J'entendis en effet un bruit extraordinaire du côté de l'arche; ce n'était pas un bruit de pas, on aurait dit plutôt comme un craquement et des cris étouffés. Les gendarmes entendaient bien aussi, mais sans pouvoir deviner ce que c'était. Enfin, une fumée épaisse s'échappa de plusieurs soupiraux et fenêtres basses du couvent, puis quelques flammes jaillirent: quelques instants après tout était en feu.
—Ils ont mis le feu dans les caves pour s'échapper par les portes, dit l'officier.
—Il faut courir l'éteindre, mon lieutenant, répondit un gendarme.
—Gardez-vous-en bien! Surveillons plus que jamais toutes les issues, et si les voleurs paraissent, feu de vos carabines; les pistolets viendront après.
L'officier avait bien deviné la manoeuvre de ces voleurs; ils avaient compris qu'ils étaient découverts, que leurs camarades avaient été faits prisonniers, et ils espéraient qu'à la faveur de l'incendie et des efforts des gendarmes pour l'éteindre, ils pourraient s'échapper et reprendre leurs amis. Nous vîmes bientôt les six voleurs restants et leur capitaine sortir avec précipitation de l'entrée masquée par des broussailles; trois gendarmes seulement se trouvaient à ce poste; ils tirèrent chacun leur coup de carabine avant que les voleurs eussent eu le temps de faire usage de leurs armes. Deux voleurs tombèrent; un troisième laissa échapper son pistolet: il avait le bras cassé. Mais les trois derniers et leur capitaine s'élancèrent avec fureur sur les gendarmes, qui, le sabre d'une main, le pistolet de l'autre, se battirent comme des lions. Avant que l'officier et les deux autres gendarmes qui surveillaient le côté opposé du couvent eussent eu le temps d'accourir, le combat était presque terminé; les voleurs étaient tous tués ou blessés; le capitaine se défendait encore contre un gendarme, le seul qui fût sur pied; les deux autres étaient grièvement blessés. L'arrivée du renfort mit fin au combat. Et un clin d'oeil le capitaine fut entouré, désarmé, garrotté et couché près des six voleurs prisonniers.

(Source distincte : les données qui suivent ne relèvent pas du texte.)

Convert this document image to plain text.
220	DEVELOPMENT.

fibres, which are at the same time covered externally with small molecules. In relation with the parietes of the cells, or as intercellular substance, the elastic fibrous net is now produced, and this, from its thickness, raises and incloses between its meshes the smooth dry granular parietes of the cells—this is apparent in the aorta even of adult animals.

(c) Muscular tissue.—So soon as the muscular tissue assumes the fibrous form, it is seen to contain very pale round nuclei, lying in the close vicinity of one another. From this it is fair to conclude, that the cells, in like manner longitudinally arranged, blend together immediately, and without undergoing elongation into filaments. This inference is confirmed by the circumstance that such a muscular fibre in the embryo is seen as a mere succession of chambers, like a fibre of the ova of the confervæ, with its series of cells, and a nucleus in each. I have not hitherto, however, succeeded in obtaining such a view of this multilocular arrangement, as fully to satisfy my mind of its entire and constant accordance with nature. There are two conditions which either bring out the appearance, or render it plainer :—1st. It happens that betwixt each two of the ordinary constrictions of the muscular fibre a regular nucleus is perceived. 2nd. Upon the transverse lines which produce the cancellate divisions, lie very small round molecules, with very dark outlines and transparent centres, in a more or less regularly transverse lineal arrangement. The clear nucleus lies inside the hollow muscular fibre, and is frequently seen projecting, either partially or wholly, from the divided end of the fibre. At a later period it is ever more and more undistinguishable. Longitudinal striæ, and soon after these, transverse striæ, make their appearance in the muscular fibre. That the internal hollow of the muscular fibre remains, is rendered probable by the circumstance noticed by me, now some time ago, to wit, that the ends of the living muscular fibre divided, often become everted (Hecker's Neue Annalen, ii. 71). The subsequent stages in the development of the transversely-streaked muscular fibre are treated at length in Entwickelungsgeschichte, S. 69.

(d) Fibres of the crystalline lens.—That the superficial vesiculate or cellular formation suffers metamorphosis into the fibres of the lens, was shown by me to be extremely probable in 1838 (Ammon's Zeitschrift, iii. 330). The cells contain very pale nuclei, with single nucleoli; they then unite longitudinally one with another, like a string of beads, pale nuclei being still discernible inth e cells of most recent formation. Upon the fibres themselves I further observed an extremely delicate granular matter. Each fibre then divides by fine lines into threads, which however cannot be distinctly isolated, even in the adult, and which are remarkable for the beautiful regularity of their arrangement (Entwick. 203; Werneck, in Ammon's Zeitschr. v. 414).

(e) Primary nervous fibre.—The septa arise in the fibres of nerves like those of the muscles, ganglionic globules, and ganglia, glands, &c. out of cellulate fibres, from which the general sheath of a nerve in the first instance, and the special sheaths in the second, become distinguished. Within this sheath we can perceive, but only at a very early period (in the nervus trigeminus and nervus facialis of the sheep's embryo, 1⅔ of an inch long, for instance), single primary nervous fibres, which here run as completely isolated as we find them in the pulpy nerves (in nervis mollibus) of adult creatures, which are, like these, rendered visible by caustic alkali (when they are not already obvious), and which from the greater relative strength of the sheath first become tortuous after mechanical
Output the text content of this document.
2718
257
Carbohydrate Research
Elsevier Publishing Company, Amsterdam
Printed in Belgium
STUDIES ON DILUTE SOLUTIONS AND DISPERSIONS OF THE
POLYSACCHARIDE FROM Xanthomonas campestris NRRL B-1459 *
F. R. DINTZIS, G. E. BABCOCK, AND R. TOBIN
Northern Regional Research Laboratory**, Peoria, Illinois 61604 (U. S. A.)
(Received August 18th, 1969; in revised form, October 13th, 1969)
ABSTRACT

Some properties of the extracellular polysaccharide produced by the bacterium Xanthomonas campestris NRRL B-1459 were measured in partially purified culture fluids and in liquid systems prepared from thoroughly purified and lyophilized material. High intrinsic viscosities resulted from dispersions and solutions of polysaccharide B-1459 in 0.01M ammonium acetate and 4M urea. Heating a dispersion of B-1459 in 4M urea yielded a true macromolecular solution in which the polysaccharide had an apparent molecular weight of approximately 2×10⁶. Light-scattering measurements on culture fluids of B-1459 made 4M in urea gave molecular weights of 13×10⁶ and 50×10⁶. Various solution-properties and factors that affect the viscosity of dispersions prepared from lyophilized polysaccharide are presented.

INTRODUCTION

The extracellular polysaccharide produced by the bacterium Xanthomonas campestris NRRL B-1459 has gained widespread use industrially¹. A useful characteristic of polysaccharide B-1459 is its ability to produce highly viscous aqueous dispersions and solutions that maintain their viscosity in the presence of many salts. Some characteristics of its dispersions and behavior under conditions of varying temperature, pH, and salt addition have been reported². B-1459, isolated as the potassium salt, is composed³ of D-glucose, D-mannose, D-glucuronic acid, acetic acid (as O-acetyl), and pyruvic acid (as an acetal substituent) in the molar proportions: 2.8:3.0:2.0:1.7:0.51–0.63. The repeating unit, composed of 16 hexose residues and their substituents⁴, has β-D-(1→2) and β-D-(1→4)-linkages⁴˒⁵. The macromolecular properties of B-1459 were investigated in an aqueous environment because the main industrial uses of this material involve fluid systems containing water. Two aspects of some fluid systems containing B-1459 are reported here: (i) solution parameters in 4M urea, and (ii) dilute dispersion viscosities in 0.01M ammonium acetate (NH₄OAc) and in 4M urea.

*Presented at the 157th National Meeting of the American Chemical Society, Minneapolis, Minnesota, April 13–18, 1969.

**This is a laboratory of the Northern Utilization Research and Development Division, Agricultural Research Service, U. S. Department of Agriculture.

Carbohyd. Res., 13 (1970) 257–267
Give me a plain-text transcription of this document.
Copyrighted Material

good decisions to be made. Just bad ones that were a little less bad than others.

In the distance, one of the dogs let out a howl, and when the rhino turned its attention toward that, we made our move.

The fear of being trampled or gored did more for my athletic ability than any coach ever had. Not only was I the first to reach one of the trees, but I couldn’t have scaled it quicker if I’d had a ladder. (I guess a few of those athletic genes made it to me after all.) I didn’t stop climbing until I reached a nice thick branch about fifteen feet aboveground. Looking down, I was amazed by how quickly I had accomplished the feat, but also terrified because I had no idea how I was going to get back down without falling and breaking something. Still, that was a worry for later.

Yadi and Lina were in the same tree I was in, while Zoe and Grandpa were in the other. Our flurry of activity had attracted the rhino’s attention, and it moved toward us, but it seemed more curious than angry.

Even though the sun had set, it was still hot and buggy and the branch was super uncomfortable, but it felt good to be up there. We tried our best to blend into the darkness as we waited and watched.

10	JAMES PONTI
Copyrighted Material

Pendant ce combat, le feu s'était éteint; ce qui avait brûlé n'était que des broussailles et du menu bois; mais, avant de pénétrer dans les souterrains, l'officier voulut attendre l'arrivée du renfort qu'il avait demandé. La nuit était bien avancée quand nous vîmes arriver six gendarmes nouveaux et la charrette qui devait emmener les prisonniers. On les coucha côte à côte dans la voiture; l'officier était humain: il avait donné ordre de les débâillonner, de sorte qu'ils disaient aux gendarmes mille injures. Les gendarmes n'y faisaient seulement pas attention. Deux d'entre eux montèrent sur la charrette pour escorter les prisonnier; on fit des brancards pour emporter les blessés.
Pendant ces préparatifs, j'accompagnai l'officier dans la descente qu'il fit aux souterrains, escorté de huit hommes. Nous traversâmes un long corridor qui allait toujours en descendant, puis nous arrivâmes dans les souterrains où les brigands avaient établi leur demeure. Un de ces caveaux leur servait d'écurie; nous y trouvâmes tous mes camarades pris de la veille, qui avaient tous une pierre à la queue. On les en délivra immédiatement, et ils se mirent à braire à l'unisson. Dans ce souterrain, c'était un bruit à rendre sourd.